NEW YORK (WABC) -- For better and worse, we're becoming a multi-tasking society. Eating at our desks while working or web surfing is the norm the majority of people, but is it good for our health?
Aside from not interacting with friends or colleagues, there's nothing unhealthy about saving time and money by eating at your desk - unless you look at the spread of germs that results. A study done by the Home Food Safety Group, a collaboration between a food maker and the American Dietetic Association, came up with details.
If you typically eat lunch or snack at your desk, you're clearly not alone. A recent study found more than 80 percent of us do.

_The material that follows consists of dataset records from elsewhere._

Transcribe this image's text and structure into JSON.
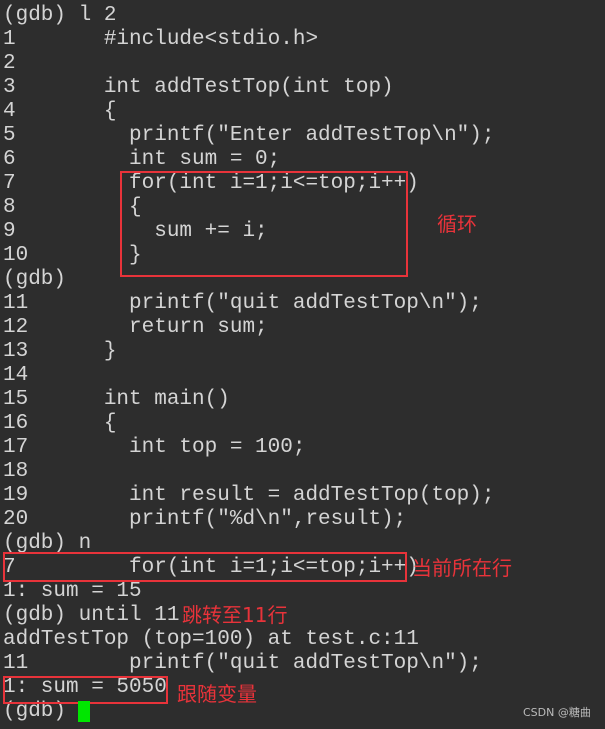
{
  "terminal": {
    "lines": [
      "(gdb) l 2",
      "1       #include<stdio.h>",
      "2",
      "3       int addTestTop(int top)",
      "4       {",
      "5         printf(\"Enter addTestTop\\n\");",
      "6         int sum = 0;",
      "7         for(int i=1;i<=top;i++)",
      "8         {",
      "9           sum += i;",
      "10        }",
      "(gdb)",
      "11        printf(\"quit addTestTop\\n\");",
      "12        return sum;",
      "13      }",
      "14",
      "15      int main()",
      "16      {",
      "17        int top = 100;",
      "18",
      "19        int result = addTestTop(top);",
      "20        printf(\"%d\\n\",result);",
      "(gdb) n",
      "7         for(int i=1;i<=top;i++)",
      "1: sum = 15",
      "(gdb) until 11",
      "addTestTop (top=100) at test.c:11",
      "11        printf(\"quit addTestTop\\n\");",
      "1: sum = 5050",
      "(gdb) "
    ],
    "cursor_color": "#00e600"
  },
  "annotations": {
    "loop": "循环",
    "current_line": "当前所在行",
    "jump_to_11": "跳转至11行",
    "follow_variable": "跟随变量",
    "color": "#e8333a"
  },
  "watermark": "CSDN @糖曲"
}
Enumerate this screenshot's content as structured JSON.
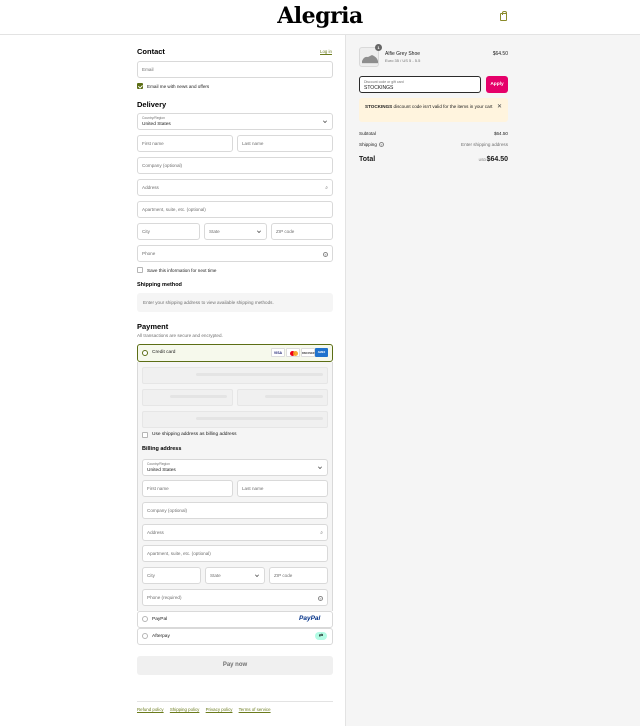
{
  "header": {
    "logo": "Alegria",
    "cart_icon": "shopping-bag-icon"
  },
  "contact": {
    "title": "Contact",
    "login_link": "Log in",
    "email_placeholder": "Email",
    "newsletter_label": "Email me with news and offers",
    "newsletter_checked": true
  },
  "delivery": {
    "title": "Delivery",
    "country_label": "Country/Region",
    "country_value": "United States",
    "first_name": "First name",
    "last_name": "Last name",
    "company": "Company (optional)",
    "address": "Address",
    "apartment": "Apartment, suite, etc. (optional)",
    "city": "City",
    "state": "State",
    "zip": "ZIP code",
    "phone": "Phone",
    "save_info_label": "Save this information for next time"
  },
  "shipping": {
    "title": "Shipping method",
    "message": "Enter your shipping address to view available shipping methods."
  },
  "payment": {
    "title": "Payment",
    "subtitle": "All transactions are secure and encrypted.",
    "credit_card_label": "Credit card",
    "card_brands": [
      "VISA",
      "MC",
      "DISCOVER",
      "AMEX"
    ],
    "use_shipping_label": "Use shipping address as billing address",
    "billing_title": "Billing address",
    "billing": {
      "country_label": "Country/Region",
      "country_value": "United States",
      "first_name": "First name",
      "last_name": "Last name",
      "company": "Company (optional)",
      "address": "Address",
      "apartment": "Apartment, suite, etc. (optional)",
      "city": "City",
      "state": "State",
      "zip": "ZIP code",
      "phone": "Phone (required)"
    },
    "paypal_label": "PayPal",
    "paypal_logo": "PayPal",
    "afterpay_label": "Afterpay",
    "pay_now": "Pay now"
  },
  "footer": {
    "links": [
      "Refund policy",
      "Shipping policy",
      "Privacy policy",
      "Terms of service"
    ]
  },
  "summary": {
    "item": {
      "quantity": "1",
      "name": "Alfie Grey Shoe",
      "variant": "Euro 35 / US 5 - 5.5",
      "price": "$64.50"
    },
    "discount": {
      "label": "Discount code or gift card",
      "value": "STOCKINGS",
      "apply": "Apply"
    },
    "warning": {
      "code": "STOCKINGS",
      "message": " discount code isn't valid for the items in your cart"
    },
    "subtotal_label": "Subtotal",
    "subtotal_value": "$64.50",
    "shipping_label": "Shipping",
    "shipping_value": "Enter shipping address",
    "total_label": "Total",
    "currency": "USD",
    "total_value": "$64.50"
  },
  "colors": {
    "accent": "#5c6e15",
    "apply_button": "#e5006a",
    "warning_bg": "#fff4de"
  }
}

"A lot of people are eating at their desks these days because they want to save time. They want to be more productive during the day at work, so they decide to multi-task and eat while doing their work. A lot of people are also trying to save money," Tara Hardwood, a registered dietitian, said.
Researchers with the American Dietetic Association surveyed more than 21-hundred full-time office workers. Results show 27 percent of them ate breakfast at their desks, 62 percent lunch, and 50 percent snacks.
Only half of people admitted to washing their hands before they ate. But did you know that our desks can carry 400 times more dangerous bacteria than the average public toilet seat?
With the change in weather coming, there will be common cold viruses that come alive in the fall and winter. Don't transfer the germs from your hands to your food and mouth.
Here's how to avoid some of that:
1. Wash your hands before eating. Any germs transferred from a hand shake will go down the drain.
2. Keep alcohol-based sanitizers at your desk for the same reason.
3. Wipe down your desktop to get rid of germs there.
Here are some healthy eating tips:
1. Keep a brown bag lunch in the refrigerator until midday, to prevent bacteria growth.
2. Better still use an insulated lunch bag with a freezer pack.
3. For snacks opened in the office for sharing, check how long they've been sitting out.
The good news is that we've been more careful recently. The study showed that seventy percent of people say they store their lunches in refrigerators. Those desktop snacks to share with colleagues? They should not be left out for more than two hours.